Son y dicen estar “todos contra el CNS” (mientras sostienen a todos los “CNS” de Túnez y Egipto que organizan elecciones fraudulentas), pero permiten y se callan bien la boca de la masacre de Al-Assad contra los trabajadores y los explotados de los barrios de Damasco, Homs, Hama, etc.
La Liga Árabe mandó una delegación de chupamedias del imperialismo para que le informen a éste si Al-Assad podía aplastar a las masas o no. Éstos recorrieron Siria y dijeron “hay una posibilidad de ello; vámonos y que Al-Assad masacre”.
¿Por qué las organizaciones obreras no pueden llamar a hacer marchas, combates en las calles, huelgas generales por sus hermanos de Siria, cercar los puertos desde donde se envía armas al asesino Al-Assad y no embarcarlas, y como parte de ese combate, tomándose las embajadas de Siria en las capitales más importantes del planeta, poner en pie brigadas obreras internacionales para ir a combatir a Siria?

Siria desenmascara, contra todos los charlatanes que se reclaman “progresistas”, “antiimperialistas” o “izquierdistas” que lo que se vive en el Norte de África y Medio Oriente son procesos revolucionarios por el pan, contra el hambre, la desocupación y el saqueo. En estos procesos se enfrenta a los gobiernos lacayos del imperialismo, puesto que la clase obrera y los explotados allí sacaron la conclusión de que si no lo hacen, no consiguen el pan.
Habrá “primavera de los pueblos” con pan, trabajo, dignidad e independencia nacional. Pero esto sólo podrá ser conquistado con la clase obrera y sus aliados empobrecidos del campo y la ciudad en el poder. Todo lo demás es un verso de los charlatanes pequeñoburgueses de la izquierda reformista, que están muy lejos del infierno de las masas de Siria, de Egipto, de Túnez o de Libia, donde por no tomar el poder, las condiciones de hambruna, esclavitud y martirio sólo aumentan día a día. El reformismo hoy es desenmascarado por la vida misma.
Las masas quieren pan, trabajo y, para no morirse de hambre, prefieren morirse combatiendo. Por eso un viejo obrero de Homs, con un hijo muerto y otro en la cárcel, afirma que si tuviera un tercer hijo, éste sería miliciano.

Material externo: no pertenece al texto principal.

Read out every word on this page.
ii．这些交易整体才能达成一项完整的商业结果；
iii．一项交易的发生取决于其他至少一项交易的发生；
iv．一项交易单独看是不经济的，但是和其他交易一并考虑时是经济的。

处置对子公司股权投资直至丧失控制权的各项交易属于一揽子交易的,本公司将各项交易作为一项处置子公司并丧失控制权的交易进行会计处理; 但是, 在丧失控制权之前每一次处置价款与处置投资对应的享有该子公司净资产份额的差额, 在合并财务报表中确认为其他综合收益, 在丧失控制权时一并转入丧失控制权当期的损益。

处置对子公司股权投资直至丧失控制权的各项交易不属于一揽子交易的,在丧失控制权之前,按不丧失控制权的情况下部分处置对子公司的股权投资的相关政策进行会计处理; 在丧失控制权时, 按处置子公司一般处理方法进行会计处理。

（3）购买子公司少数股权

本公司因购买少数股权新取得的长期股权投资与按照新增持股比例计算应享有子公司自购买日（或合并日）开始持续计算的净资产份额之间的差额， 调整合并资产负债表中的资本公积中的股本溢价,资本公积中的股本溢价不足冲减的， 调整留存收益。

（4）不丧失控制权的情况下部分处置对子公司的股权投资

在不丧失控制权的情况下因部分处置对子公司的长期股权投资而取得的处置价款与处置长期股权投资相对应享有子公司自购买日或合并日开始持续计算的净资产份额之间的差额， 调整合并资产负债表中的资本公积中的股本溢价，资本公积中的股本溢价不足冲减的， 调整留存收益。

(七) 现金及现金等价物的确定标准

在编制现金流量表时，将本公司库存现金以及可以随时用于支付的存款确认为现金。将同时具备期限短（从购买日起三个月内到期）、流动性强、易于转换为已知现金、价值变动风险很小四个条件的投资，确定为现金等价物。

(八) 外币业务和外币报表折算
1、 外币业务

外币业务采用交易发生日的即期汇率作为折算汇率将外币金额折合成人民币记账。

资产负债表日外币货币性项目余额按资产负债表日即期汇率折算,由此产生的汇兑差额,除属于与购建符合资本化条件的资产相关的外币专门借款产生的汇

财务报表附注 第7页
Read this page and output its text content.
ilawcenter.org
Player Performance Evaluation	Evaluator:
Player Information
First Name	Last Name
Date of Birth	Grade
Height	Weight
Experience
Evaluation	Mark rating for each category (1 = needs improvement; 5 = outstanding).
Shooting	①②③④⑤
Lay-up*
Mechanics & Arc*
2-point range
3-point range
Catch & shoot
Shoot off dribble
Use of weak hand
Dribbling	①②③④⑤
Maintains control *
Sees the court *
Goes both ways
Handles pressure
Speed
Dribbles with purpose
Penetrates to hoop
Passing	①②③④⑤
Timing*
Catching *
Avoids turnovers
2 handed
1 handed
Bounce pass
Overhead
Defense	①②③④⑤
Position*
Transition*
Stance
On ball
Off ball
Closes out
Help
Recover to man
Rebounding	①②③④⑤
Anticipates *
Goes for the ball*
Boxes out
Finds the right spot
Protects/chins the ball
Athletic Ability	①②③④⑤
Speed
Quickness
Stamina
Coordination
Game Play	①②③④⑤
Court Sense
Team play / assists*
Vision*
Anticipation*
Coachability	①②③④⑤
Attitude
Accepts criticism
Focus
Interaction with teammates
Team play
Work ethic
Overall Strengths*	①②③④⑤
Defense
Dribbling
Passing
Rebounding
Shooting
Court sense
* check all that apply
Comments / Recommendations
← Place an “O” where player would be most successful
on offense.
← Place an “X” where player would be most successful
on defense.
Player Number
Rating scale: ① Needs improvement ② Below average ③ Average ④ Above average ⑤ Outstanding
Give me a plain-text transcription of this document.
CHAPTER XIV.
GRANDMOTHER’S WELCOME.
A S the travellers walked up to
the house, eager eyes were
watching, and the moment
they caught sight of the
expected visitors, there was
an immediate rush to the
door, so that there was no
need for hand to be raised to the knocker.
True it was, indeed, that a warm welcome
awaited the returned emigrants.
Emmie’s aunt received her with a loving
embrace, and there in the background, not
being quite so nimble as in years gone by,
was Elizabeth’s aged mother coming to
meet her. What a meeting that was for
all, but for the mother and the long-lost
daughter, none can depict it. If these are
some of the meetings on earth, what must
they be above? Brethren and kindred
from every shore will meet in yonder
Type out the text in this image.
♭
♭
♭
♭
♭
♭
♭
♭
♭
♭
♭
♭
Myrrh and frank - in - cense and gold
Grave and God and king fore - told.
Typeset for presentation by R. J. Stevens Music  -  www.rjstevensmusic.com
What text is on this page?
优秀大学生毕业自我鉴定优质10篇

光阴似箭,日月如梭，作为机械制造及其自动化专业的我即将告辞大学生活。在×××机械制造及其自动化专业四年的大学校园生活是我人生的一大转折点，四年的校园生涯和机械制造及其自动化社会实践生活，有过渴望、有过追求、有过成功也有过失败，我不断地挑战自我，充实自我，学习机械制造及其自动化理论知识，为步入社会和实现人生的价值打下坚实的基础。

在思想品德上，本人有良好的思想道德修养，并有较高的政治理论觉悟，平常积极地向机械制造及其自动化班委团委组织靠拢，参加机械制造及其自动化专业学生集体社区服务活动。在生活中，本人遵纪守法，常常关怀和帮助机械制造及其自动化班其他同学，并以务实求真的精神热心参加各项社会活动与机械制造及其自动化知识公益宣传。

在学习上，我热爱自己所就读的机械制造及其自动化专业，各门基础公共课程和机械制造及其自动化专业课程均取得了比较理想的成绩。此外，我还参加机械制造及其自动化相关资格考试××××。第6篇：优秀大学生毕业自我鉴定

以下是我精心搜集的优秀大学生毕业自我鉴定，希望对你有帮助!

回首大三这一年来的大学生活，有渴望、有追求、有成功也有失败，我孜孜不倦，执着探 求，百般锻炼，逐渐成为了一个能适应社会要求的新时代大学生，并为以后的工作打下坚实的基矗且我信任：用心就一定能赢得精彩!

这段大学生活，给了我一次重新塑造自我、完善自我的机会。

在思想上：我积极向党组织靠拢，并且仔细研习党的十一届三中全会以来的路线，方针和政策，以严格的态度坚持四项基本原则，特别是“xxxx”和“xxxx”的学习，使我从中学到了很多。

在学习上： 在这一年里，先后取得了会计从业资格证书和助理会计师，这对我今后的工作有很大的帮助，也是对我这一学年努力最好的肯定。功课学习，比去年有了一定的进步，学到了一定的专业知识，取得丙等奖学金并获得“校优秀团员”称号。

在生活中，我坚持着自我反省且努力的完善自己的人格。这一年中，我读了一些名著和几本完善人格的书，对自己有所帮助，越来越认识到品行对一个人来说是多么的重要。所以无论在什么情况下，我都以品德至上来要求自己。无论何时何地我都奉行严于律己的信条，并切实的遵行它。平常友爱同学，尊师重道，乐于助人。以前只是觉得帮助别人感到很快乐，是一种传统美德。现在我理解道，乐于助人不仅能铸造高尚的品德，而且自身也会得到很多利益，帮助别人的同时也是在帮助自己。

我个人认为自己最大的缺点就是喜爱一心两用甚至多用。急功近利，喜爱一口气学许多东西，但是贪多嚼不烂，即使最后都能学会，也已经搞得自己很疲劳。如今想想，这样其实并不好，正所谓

Desde la FLTI llamamos a profundizar a nivel internacional las acciones de lucha y solidaridad con las insurrectas masas de Siria y Medio Oriente.
¡Hay que redoblar, centralizar y coordinar el esfuerzo de todas las organizaciones de lucha de la clase obrera mundial! Ayer se coordinaron las fuerzas de los indignados que cercan Wall Street y que se sublevaban en Madrid. Se coordinó, en una lucha común, el combate de los estudiantes y obreros japoneses junto a los aguerridos estudiantes y la juventud obrera de Chile y Colombia. ¡Así se rompe el cerco de las masas que luchan! Pongamos en pie una comisión de acción y combate internacional, sin más pérdida de tiempo, de apoyo a las masas sirias, para que se vaya y sea ajusticiado el asesino Al-Assad, como el chacal de Khadafy en Libia.

 ¡Por la derrota del ejército de ocupación, a cuenta del imperialismo, de Al-Assad!
¡Brigadas internacionales de las organizaciones obreras para combatir en Siria!
¡Ni Liga Árabe, ni CNS! ¡Fuera los lacayos del imperialismo de Hu Jintao y Putin! ¡Por un gobierno revolucionario de las masas insurrectas!
En Siria hoy se juega el destino de la clase obrera mundial.
¡DE PIE JUNTO A LOS HEROICOS COMBATIENTES DE SIRIA!